The junta in Mali is accusing France of spying and subversion after the French military used a drone to film footage that Paris says shows Russian mercenaries burying bodies in a mass grave near a military base. The French government says the bodies were buried outside the base at Gossi, Tombouctou region, in a scheme to falsely accuse its departing forces of leaving behind mass graves. Video from the drone was released after pixelated images appeared on social media of corpses being buried in sand, with text accusing France of atrocities in Mali. France claims the bodies were brought to Gossi from Hombori, immediately to the south, where Malian troops and Russian mercenaries have been carrying out an operation against jihadist insurgents. The junta has acknowledged that 18 militants were killed in the operation. (The Guardian, AfricaNews, BBC News, Al Jazeera)
The European Union announced April 11 that it is halting its military training mission in Mali, citing the presence of Russian mercenaries from the Wagner Group, who are said to have committed a slew of abuses in recent weeks alongside the Malian armed forces. The training mission, known as EUTM Mali, was launched in 2013 to help restore state authority after much of the country's north had been captured by jihadist and separatist rebels. Thousands of Malian troops benefited from courses, although the soldiers were not vetted for involvement in rights abuses before their training, or monitored for violations after. The EU was therefore accused of supporting an army that has killed more civilians than jihadists in some years. The EUTM suspension comes two months after France announced the withdrawal of its counter-jihadist forces in Mali following its feud with the country's ruling junta. Humanitarian needs are deepening amid the diplomatic and security shifts, while rights abuses have exploded since Wagner Group's arrival.
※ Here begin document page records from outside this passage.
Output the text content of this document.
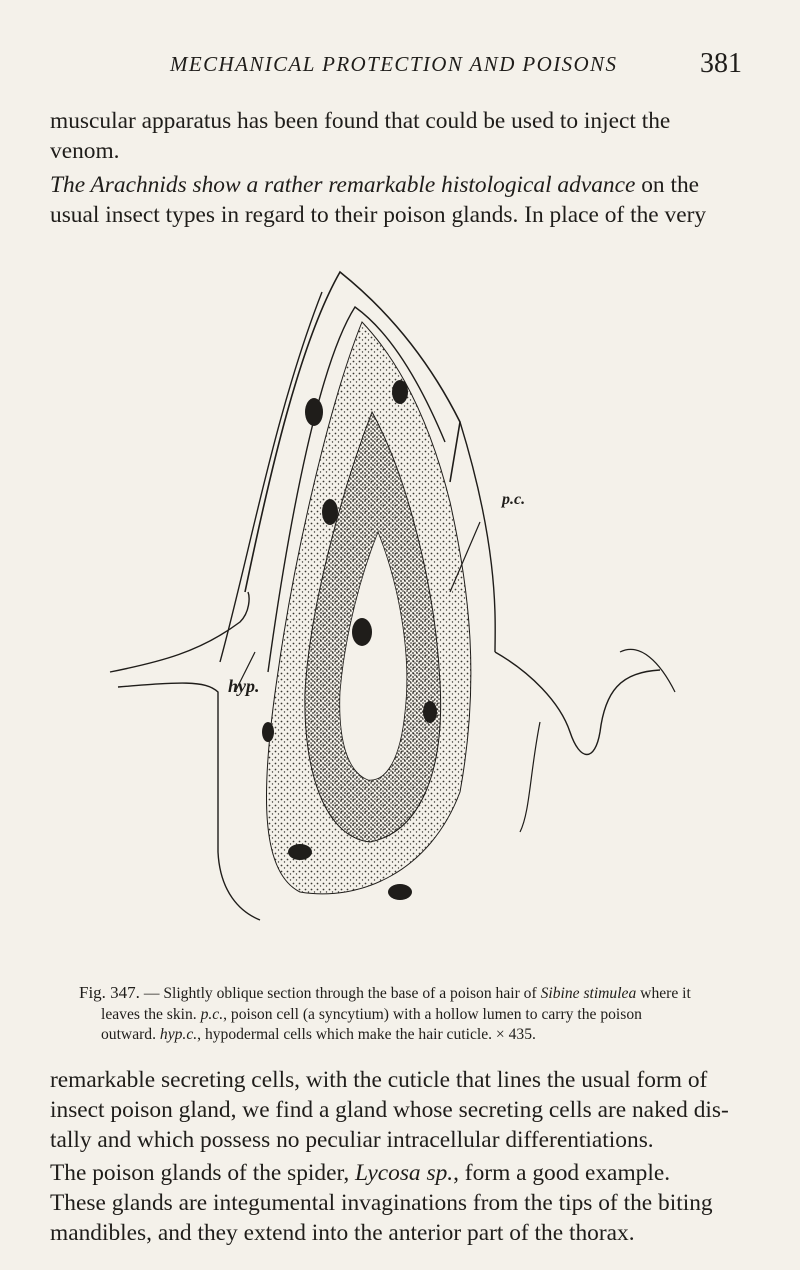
MECHANICAL PROTECTION AND POISONS	381

muscular apparatus has been found that could be used to inject the
venom.

The Arachnids show a rather remarkable histological advance on the
usual insect types in regard to their poison glands. In place of the very

hyp.
p.c.

Fig. 347. — Slightly oblique section through the base of a poison hair of Sibine stimulea where it
leaves the skin. p.c., poison cell (a syncytium) with a hollow lumen to carry the poison
outward. hyp.c., hypodermal cells which make the hair cuticle. × 435.

remarkable secreting cells, with the cuticle that lines the usual form of
insect poison gland, we find a gland whose secreting cells are naked dis-
tally and which possess no peculiar intracellular differentiations.

The poison glands of the spider, Lycosa sp., form a good example.
These glands are integumental invaginations from the tips of the biting
mandibles, and they extend into the anterior part of the thorax.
Malian armed forces and associated foreign soldiers are believed to have summarily executed an estimated 300 civilian men in a town they occupied in late March, Human Rights Watch says in a new report April 5, calling it "worst single atrocity reported in Mali's decade-long armed conflict." The men were detained at a marketplace in the central town of Moura, Mopti region, during a military operation that began March 27. Army troops and foreign soldiers—identified by several sources as Russians—are said by witnesses and survivors to have broken the detainees up into small groups and marched them to an area outside town before putting them to death.